Yaşanan yüksek enflasyonun birçok iş yerindeki toplu iş sözleşmesinin ek protokollerle güncellenmesini zorunlu kıldığını dile getiren Arslan, şu ifadeleri kullandı:"Ek protokol imzalamadığımız iş yerlerinde maalesef işçi ücretleri, asgari ücret civarında seyrediyor. Bununla büyükşehirlerde asgari ücretle ev kirasını bile karşılama imkanı yok. Dolayısıyla bu yıkımın önüne geçmemiz gerekiyor. Belediyelerin kaynakları sınırlı olabilir ama çalışanların durumu da ortada. İstanbul'da bir araştırma yaptık. Belediye işçilerinin önemli bir bölümü ikinci iş yapıyor. Bu son derece üzüntü verici bir şey. İşçi mesaiden çıkıyor, ikinci bir işte çalışıyor. İkinci iş dediğimiz ne? Valelik, garsonluk, taksicilik. O insanlar hayata tutunmak için işten sonra bir daha çalışmak zorunda kalıyor."
"Özel sektörde sözleşmeler asgari ücret düzeyine düştü"
Arslan, asgari ücretin yaygın ücrete dönüştüğüne, 6 milyondan fazla çalışanın asgari ücret seviyesinde ücret aldığına dikkati çekerek, asgari ücretin diğer ücretlerden fazla artmasının özel sektördeki toplu iş sözleşmelerini de tehdit ettiğini söyledi.Özel sektördeki ücret politikasında büyük bir sıkıntının yaşandığını belirten Arslan, şöyle devam etti:"10 yıldır sendikaya üye bir işçinin ücreti, yeni giren işçinin ücreti ile eşitlenince toplu iş sözleşmesi anlamını yitiriyor.

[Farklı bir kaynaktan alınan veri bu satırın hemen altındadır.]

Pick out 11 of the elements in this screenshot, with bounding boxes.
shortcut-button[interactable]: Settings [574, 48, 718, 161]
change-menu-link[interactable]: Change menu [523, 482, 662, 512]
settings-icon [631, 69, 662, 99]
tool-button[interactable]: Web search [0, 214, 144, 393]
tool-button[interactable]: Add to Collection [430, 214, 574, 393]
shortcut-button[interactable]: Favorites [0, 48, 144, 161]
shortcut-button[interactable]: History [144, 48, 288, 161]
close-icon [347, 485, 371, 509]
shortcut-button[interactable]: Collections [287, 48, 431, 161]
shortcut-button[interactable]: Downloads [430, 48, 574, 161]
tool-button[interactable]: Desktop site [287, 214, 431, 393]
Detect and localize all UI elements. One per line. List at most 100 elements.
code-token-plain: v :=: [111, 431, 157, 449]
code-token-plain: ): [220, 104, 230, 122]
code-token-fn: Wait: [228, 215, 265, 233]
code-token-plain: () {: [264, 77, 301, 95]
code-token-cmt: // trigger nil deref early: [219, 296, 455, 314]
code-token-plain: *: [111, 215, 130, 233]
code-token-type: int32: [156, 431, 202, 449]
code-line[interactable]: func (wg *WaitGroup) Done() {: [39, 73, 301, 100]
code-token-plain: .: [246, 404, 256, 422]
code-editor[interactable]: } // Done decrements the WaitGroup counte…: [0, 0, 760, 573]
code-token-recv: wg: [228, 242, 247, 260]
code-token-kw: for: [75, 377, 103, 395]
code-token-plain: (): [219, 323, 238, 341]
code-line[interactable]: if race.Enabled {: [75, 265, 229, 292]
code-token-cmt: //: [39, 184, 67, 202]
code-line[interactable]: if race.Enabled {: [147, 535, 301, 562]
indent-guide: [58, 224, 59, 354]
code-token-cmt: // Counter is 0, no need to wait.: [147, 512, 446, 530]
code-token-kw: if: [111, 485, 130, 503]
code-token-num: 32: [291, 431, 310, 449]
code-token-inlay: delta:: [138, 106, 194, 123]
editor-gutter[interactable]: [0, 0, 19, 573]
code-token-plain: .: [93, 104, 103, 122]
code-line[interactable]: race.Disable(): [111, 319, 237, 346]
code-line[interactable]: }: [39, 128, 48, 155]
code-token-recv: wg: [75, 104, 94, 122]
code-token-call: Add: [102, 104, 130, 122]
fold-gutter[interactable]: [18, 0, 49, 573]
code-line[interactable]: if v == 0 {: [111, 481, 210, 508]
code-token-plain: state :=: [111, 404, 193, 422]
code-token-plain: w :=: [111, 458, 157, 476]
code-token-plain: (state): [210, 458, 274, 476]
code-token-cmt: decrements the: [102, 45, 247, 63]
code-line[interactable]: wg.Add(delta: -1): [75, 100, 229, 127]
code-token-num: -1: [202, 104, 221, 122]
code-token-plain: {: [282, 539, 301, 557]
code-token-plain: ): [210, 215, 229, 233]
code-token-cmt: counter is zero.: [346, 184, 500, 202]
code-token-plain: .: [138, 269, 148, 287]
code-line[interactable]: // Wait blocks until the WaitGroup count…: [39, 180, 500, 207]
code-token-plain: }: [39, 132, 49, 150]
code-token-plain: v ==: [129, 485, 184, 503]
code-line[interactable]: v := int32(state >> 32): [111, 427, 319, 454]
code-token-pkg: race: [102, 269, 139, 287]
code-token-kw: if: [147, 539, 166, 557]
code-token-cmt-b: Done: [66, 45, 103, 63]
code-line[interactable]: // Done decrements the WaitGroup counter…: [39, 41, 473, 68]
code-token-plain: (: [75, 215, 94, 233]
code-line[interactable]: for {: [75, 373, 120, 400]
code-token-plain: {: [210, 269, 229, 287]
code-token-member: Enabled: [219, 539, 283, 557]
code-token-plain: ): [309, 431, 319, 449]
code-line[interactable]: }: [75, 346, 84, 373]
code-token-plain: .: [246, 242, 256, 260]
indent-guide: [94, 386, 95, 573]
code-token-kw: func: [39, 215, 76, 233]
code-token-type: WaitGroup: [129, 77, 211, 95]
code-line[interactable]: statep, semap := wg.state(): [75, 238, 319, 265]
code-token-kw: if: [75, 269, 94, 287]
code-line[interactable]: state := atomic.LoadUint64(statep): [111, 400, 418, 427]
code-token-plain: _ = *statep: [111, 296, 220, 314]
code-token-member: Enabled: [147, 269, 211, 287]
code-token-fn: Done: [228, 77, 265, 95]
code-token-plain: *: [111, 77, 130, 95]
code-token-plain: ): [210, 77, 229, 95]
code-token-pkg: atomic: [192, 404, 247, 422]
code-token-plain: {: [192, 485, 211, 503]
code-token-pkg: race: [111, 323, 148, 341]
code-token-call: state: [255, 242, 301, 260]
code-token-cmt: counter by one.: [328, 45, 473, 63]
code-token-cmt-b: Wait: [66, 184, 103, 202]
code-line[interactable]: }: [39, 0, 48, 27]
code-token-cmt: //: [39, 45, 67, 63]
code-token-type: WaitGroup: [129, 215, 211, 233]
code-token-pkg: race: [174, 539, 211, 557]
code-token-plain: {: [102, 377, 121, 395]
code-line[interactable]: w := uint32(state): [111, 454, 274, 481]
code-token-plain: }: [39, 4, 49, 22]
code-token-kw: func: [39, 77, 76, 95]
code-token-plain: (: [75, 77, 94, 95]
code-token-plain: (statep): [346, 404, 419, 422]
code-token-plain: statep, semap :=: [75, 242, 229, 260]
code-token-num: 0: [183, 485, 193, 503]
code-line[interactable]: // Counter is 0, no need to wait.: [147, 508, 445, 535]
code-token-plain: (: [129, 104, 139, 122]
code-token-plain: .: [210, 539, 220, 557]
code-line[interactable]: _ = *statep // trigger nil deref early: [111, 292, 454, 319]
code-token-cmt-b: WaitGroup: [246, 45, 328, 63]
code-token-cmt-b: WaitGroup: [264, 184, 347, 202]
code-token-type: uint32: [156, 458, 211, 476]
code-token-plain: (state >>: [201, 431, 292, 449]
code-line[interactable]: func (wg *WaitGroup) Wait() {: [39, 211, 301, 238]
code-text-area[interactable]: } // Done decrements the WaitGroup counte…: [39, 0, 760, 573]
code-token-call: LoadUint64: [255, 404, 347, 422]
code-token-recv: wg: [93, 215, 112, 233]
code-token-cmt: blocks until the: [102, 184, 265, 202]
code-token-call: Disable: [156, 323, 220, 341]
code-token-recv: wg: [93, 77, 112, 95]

Asgari ücret artınca bütün ücretler aynı oranda artmıyor. Özel sektörde özellikle artmıyor ki 15 milyon sigortalı işçinin sadece 2 milyonu sendikalı. Bunların da zaten 1 milyona yakını kamuda. Özel sektördeki toplu iş sözleşmeleri istisnalar hariç asgari ücret düzeyine düştü. Bu konuda büyük sıkıntı yaşanıyor. Asgari ücret genel ücrete düştü. Bu gerçekten Türkiye için çalışma hayatı için çok önemli bir sorun."